For almost 15 years I have led a group that has grown to more than 170 retired admirals and generals who share a belief that fidelity to our nation’s most cherished ideals is the foundation of our security. If President Trump follows through on reports that he will mark Memorial Day by pardoning individuals accused or convicted of war crimes, he will betray these ideals and undermine decades of precedent in American military justice that has contributed to making our country’s fighting forces the envy of the world.

As General Martin Dempsey, retired Chairman of the Joint Chiefs of Staff, recently stated, “Absent evidence of innocence or injustice the wholesale pardon of US servicemembers accused of war crimes signals [to] our troops and allies that we don’t take the Law of Armed Conflict seriously.”

Disregard for the law undermines our national security by reducing combat effectiveness, increasing the risks to our troops, hindering cooperation with allies, alienating populations whose support the United States needs in the struggle against terrorism, and providing a propaganda tool for extremists who wish to do us harm.

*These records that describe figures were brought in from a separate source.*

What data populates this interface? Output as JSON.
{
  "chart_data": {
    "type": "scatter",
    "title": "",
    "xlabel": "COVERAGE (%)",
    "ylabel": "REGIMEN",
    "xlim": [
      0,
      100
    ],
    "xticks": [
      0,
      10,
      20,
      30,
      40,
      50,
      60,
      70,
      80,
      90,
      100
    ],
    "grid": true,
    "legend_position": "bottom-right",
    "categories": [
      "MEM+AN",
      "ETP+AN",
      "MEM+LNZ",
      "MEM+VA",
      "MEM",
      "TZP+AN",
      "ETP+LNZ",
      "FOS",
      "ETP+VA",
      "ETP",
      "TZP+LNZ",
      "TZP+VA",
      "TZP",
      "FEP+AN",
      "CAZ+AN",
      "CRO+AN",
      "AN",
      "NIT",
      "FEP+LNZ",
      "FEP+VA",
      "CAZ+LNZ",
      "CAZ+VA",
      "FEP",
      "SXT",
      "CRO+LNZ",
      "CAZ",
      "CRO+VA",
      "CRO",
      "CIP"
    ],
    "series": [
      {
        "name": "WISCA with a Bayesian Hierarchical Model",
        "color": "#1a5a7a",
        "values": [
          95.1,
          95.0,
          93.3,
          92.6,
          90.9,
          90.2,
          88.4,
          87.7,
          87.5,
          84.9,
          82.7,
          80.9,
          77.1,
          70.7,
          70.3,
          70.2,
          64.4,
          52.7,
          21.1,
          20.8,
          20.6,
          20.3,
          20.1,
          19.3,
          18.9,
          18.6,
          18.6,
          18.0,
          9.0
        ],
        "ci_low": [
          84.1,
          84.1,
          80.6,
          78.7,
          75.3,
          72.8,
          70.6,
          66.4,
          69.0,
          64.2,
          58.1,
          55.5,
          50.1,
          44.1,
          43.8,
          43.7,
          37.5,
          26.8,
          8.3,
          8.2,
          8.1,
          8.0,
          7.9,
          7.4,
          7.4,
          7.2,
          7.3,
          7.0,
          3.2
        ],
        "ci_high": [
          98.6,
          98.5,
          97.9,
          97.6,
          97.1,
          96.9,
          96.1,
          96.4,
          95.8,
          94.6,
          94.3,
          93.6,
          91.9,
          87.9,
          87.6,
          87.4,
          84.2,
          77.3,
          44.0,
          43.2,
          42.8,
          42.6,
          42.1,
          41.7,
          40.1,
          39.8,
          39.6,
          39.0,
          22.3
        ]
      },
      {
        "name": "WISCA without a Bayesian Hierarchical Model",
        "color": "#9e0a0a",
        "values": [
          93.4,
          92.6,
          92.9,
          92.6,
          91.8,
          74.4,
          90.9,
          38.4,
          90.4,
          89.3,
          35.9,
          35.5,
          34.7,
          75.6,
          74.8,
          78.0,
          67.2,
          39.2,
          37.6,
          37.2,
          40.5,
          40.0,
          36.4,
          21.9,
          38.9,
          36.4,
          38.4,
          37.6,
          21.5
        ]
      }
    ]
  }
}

More important than the message such pardons would send to others, however, is that which it would send to our own servicemembers and citizens.  As the late Senator John McCain said in 2011 about torture and war crimes:

“This is a moral debate. It is about who we are. I don’t mourn the loss of any terrorist’s life. What I do mourn is what we lose when by official policy or official neglect we confuse or encourage those who fight this war for us to forget that best sense of ourselves. Through the violence, chaos and heartache of war, through deprivation and cruelty and loss, we are always Americans, and different, stronger and better than those who would destroy us.”

If President Trump issues indiscriminate pardons of individuals accused – or convicted by their fellow servicemembers — of war crimes, he relinquishes the United States’ moral high ground and undermines the good order and discipline critical to winning on the battlefield. I urge the President against taking this step and hope that Members of Congress will oppose it.